Amateurismo no quiere decir falta
de competitividad. Aunque pueda parecer obvio, esta es una verdad que
nos representa a todos los que participamos en este torneo, donde se
pone a rodar mucho más que una pelota de fútbol, en el que entran
en juego las más intensas pasiones humanas. Porque no es el mero
hecho de competir, de jugar para ganar, en cuyo caso el fútbol se
parecería, poco más, poco menos, a cualquier juego; se trata de un
algo misterioso que nos alimenta y recorre desde los primeros
contactos con las arterias de nuestra cultura.

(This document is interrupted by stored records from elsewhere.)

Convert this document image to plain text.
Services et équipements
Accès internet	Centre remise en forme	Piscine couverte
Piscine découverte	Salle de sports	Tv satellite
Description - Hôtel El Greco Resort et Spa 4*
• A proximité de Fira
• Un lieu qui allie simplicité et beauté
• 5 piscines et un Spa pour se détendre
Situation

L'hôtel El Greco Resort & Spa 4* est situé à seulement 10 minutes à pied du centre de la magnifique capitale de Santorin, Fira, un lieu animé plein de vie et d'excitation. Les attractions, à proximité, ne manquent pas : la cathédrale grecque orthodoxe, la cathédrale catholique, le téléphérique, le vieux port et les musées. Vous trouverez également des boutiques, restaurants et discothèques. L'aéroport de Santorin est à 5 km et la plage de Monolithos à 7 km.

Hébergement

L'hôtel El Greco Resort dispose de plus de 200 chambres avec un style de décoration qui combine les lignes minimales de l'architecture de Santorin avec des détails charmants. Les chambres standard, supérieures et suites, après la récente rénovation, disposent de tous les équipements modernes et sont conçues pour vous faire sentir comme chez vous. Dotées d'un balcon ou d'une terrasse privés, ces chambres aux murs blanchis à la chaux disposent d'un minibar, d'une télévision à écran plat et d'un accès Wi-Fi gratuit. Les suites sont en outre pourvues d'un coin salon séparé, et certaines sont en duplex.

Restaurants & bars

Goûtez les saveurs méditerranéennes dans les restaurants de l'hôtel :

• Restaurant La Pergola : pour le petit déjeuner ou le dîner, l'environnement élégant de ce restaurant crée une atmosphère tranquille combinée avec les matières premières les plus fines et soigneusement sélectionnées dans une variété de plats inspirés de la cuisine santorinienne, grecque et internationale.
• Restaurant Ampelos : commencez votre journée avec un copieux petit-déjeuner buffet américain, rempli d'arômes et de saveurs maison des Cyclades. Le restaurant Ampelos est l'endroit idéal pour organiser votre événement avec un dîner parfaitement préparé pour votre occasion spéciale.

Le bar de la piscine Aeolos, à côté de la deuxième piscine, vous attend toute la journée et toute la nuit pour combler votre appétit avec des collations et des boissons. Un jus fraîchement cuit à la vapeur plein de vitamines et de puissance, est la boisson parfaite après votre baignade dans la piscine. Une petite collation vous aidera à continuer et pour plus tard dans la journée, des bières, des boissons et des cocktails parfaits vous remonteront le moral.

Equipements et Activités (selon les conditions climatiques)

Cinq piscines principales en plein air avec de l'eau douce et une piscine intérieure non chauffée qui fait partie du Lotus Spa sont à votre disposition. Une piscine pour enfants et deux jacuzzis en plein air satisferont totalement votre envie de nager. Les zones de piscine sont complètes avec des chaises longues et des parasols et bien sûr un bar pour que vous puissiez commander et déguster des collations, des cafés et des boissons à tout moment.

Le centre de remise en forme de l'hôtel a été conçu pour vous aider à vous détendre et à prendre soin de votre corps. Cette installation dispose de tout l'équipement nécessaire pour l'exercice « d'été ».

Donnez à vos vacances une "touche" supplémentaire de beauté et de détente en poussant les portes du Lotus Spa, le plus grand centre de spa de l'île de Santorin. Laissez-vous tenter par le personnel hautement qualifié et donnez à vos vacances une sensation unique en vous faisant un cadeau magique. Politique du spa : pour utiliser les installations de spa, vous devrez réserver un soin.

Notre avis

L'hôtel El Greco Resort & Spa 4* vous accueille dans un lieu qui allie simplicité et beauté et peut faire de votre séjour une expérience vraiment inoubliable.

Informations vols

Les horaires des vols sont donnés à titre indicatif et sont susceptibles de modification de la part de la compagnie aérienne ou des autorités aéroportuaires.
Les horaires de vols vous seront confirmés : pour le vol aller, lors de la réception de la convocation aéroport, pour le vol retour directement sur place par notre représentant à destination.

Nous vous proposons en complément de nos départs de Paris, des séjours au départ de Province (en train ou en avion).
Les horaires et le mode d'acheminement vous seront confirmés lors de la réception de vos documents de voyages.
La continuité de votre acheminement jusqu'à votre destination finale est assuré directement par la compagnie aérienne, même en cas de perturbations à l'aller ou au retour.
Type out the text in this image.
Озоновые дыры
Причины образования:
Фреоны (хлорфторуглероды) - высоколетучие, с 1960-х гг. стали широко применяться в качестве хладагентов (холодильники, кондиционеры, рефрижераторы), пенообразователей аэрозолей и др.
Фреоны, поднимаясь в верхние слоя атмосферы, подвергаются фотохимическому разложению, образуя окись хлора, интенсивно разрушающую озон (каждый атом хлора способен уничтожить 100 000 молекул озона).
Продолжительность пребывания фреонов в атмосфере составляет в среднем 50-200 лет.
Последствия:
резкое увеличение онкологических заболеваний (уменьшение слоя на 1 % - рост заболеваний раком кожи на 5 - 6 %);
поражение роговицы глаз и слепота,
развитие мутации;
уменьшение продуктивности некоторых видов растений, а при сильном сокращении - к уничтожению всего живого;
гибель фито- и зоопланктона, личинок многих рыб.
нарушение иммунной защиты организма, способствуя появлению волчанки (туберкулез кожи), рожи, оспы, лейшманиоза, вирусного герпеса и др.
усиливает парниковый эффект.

Lo presentimos durante los días
previos al partido, en los que no se conoce la hora ni los jugadores
con los que contará nuestro equipo, y domina la incertidumbre sobre
el árbitro y los rivales. Y cuando finalmente llega el momento de
la cita, se desata un ritual que se asemeja a los momentos previos de
un combate, donde se trata de salir a buscar la victoria a cualquier
precio. El estómago agitándose y revolviéndose de los nervios, la
adrenalina cargada antes de que el juego pase a ser efectivamente un
juego, antes de que el juez de inicio a la disputa que tienta a la
fuerza a la vez que la desprecia. De 5, de 6, de 7, de 11, en
césped, tierra, pasto sintético o arena, poco importa, la esencia
del fútbol es la misma: la tensión suprema entre la habilidad y la
fuerza, entre la creatividad y la disciplina, entre el orden y el
caos.
Cuando somos chicos damos vida a
la imagen, imposible de olvidar, de la nube de polvo desatada por un
enjambre de pequeños jugadores corriendo tras la pelota. Y es que en
la infancia este es el orden, la norma. La creatividad pasaba por la
mágica conexión entre el núcleo de ese enjambre, de ese remolino
guiado por la pelota, y quien atinaba a despegarse, corriendo en
paralelo, acaso sin intuir que cuando la esfera de cuero llegase
hasta él, sería a su vez perseguido por el enjambre; luego, mucho
tiempo después, tras comprender las ventajas de respetar las
posiciones, de conservar una estructura, la magia encuentra el camino
inverso y sobreviene de la capacidad de evadirse de esa estructura;
la despliega el habilidoso que traza un surco en la cancha
esquivando las patadas de rivales, cuya desesperación crece a medida
que fracasan en el intento de detenerlo; en el disparo violento y con
la marca encima que encuentra el ángulo evocador de un placer
brevísimo e infinito.
El fúbol es el arte de lo
inesperado, de la sorpresa, donde el arquero obtura la ilusión del
gol (en el que cada vez morimos y resucitamos) y alivia a sus
compañeros; donde se desprecia o se adora a ese ser que se
convierte en el símbolo frágil y fatal de la consecución o la
frustración de nuestro deseo, comparable a aquellos dioses
caprichosos de la Ilíada y la Odisea que modificaban el curso del
destino: el árbitro. En cada partido revivimos una guerra universal
y eterna. El fútbol profesional no es más que la versión
mercantilizada de este fluir pasional (objetivado en patadas,
insultos, gritos, peleas, y por suerte también goles) que el
amateurismo no deja de avivar incansablemente, y sin el cual no
existiría el negocio.
Madurar es reencontrar la
seriedad con que juega un niño,
escribió Nietzche. El fútbol, quizás sea una de las formas más
bellas de volver la guerra un juego, en la que como niños,
participamos con la más absoluta seriedad.